Hogarth’s Midnight Modern Conversation

William Hogarth, A Midnight Modern Conversation (1732), etching and engraving, 38.3 x 52.1 cm. Metropolitan Museum of Art, Gift of Sarah Lazarus, 1891.

William Hogarth’s engraving A Midnight Modern Conversation is perhaps the most misunderstood of the artist’s prints, and this has been the case since it was first published in 1733. It rapidly became a preferred image for reproduction on punchbowls and tankards produced in England and Holland, as well as in Meissen for the Saxon court, all of which contributed to the idea that Hogarth was celebrating drunkenness and its effects.

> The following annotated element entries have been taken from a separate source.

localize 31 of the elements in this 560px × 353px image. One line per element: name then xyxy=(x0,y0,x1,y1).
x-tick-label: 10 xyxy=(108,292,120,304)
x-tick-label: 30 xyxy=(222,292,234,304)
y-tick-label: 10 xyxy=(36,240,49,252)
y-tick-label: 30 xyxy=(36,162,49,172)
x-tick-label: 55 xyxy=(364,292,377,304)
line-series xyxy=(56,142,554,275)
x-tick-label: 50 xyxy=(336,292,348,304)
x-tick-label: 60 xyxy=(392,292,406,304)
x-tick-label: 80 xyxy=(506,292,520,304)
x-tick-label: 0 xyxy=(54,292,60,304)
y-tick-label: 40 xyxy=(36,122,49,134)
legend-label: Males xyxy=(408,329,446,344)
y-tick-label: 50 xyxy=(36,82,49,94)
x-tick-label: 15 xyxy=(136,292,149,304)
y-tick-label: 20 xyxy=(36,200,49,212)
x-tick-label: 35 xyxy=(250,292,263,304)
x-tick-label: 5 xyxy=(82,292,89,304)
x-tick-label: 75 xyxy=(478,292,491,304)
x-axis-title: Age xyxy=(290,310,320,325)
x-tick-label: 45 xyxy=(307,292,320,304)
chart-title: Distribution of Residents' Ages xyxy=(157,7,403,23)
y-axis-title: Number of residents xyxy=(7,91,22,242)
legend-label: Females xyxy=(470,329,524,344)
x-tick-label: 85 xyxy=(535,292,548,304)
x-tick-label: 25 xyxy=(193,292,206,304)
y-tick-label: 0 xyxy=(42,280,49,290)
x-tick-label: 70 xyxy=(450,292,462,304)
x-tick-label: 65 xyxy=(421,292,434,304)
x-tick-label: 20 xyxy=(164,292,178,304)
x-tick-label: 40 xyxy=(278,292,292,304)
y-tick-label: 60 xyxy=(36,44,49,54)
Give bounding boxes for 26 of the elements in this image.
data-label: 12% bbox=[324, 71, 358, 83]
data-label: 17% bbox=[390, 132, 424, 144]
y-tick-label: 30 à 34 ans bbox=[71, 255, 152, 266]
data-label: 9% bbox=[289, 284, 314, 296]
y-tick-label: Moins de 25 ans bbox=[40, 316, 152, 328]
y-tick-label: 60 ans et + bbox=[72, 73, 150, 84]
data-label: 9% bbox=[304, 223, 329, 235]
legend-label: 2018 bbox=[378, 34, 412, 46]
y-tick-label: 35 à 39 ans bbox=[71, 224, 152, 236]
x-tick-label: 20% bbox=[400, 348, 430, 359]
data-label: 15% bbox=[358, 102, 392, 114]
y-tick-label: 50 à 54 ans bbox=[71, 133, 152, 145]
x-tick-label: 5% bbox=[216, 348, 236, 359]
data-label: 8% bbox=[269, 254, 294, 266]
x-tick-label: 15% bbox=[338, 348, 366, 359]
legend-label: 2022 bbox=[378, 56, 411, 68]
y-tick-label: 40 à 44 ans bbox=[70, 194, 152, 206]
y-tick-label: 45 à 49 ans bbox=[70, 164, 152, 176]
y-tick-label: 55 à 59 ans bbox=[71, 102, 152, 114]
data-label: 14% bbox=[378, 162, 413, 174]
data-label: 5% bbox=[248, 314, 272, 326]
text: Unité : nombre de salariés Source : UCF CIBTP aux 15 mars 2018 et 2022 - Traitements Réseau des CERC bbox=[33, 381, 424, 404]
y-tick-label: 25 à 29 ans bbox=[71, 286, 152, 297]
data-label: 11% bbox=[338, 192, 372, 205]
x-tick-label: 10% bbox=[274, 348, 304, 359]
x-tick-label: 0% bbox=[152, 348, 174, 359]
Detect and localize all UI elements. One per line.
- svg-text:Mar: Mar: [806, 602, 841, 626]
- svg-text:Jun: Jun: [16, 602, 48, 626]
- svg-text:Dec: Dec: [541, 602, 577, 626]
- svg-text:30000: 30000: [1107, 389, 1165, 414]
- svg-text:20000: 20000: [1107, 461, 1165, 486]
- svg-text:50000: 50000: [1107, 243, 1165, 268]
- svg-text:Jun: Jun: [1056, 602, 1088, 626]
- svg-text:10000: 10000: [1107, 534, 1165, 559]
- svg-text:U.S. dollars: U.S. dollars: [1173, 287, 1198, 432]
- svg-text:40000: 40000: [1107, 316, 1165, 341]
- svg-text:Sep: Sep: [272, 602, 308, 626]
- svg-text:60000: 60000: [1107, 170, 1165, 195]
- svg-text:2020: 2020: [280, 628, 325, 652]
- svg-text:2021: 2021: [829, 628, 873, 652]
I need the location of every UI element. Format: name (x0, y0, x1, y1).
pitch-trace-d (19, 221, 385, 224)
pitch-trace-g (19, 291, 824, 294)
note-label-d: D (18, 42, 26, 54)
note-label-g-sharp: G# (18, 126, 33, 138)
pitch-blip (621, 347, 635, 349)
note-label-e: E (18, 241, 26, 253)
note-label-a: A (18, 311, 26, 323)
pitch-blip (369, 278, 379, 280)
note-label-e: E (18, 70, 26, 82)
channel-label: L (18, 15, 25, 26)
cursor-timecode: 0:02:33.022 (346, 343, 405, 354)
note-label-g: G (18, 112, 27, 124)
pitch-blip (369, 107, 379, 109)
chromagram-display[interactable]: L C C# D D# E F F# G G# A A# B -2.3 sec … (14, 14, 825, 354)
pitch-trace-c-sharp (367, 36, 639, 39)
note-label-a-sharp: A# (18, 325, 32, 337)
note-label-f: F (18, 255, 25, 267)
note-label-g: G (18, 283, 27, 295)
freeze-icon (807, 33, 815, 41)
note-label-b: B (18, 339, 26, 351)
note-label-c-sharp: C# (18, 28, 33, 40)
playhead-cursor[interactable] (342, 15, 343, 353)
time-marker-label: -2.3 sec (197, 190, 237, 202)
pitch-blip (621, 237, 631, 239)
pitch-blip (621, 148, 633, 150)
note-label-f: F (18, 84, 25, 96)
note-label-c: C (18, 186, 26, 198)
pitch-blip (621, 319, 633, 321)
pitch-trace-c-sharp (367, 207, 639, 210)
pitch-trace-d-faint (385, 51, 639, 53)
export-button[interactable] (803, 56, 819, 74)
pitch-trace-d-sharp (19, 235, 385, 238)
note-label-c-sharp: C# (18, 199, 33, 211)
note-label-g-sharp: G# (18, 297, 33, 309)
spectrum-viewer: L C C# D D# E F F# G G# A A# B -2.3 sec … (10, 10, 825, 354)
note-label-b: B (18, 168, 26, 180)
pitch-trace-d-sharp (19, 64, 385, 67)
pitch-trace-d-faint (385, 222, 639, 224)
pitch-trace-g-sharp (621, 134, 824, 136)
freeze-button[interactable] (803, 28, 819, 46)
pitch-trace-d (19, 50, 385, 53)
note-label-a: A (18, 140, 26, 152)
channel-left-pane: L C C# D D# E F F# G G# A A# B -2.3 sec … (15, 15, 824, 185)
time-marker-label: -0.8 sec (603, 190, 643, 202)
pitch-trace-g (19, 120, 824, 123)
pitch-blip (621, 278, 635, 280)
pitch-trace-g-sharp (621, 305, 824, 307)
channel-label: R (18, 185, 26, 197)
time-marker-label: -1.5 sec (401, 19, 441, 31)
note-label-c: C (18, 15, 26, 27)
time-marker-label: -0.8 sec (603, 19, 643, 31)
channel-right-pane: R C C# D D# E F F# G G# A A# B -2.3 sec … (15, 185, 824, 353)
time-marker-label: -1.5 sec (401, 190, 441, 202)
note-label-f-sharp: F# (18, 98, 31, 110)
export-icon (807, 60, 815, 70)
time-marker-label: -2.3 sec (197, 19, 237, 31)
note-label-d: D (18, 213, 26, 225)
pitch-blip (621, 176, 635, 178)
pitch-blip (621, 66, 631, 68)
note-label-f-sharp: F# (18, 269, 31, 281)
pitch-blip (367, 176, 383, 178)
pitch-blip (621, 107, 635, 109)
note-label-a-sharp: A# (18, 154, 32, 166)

The print was also taken to mean that Hogarth was himself a hearty drinker who relished drunken companionship and promoted it in his art. This went along with the idea, developed in the late 18th century by his biographers, that he was a true man of the people who despised his social superiors, whose pretentious behavior was the main subject of his satirical art.

But a closer look at the engraving tells a more complex story. While some of the participants seem to be having a good time, some are definitely not. The “politician” on the far right carelessly sets his sleeve on fire as he lights his pipe—with potentially horrific consequences. In the foreground, a wigless man has fallen off his chair and is spread-eagled on the ground, having smashed a bottle as he went, while an unsteady and unseeing drunk empties a bottle of wine on his head. A clergyman absorbed in his tobacco is toasted by another drunk who puts his own wig on the clergyman’s head. A man to the clergyman’s left is clearly ill and probably about to vomit, and the floor is littered with discarded food and broken pipes. The whole scene is a picture of disorder and of the consequences of excessive consumption of both alcohol and tobacco.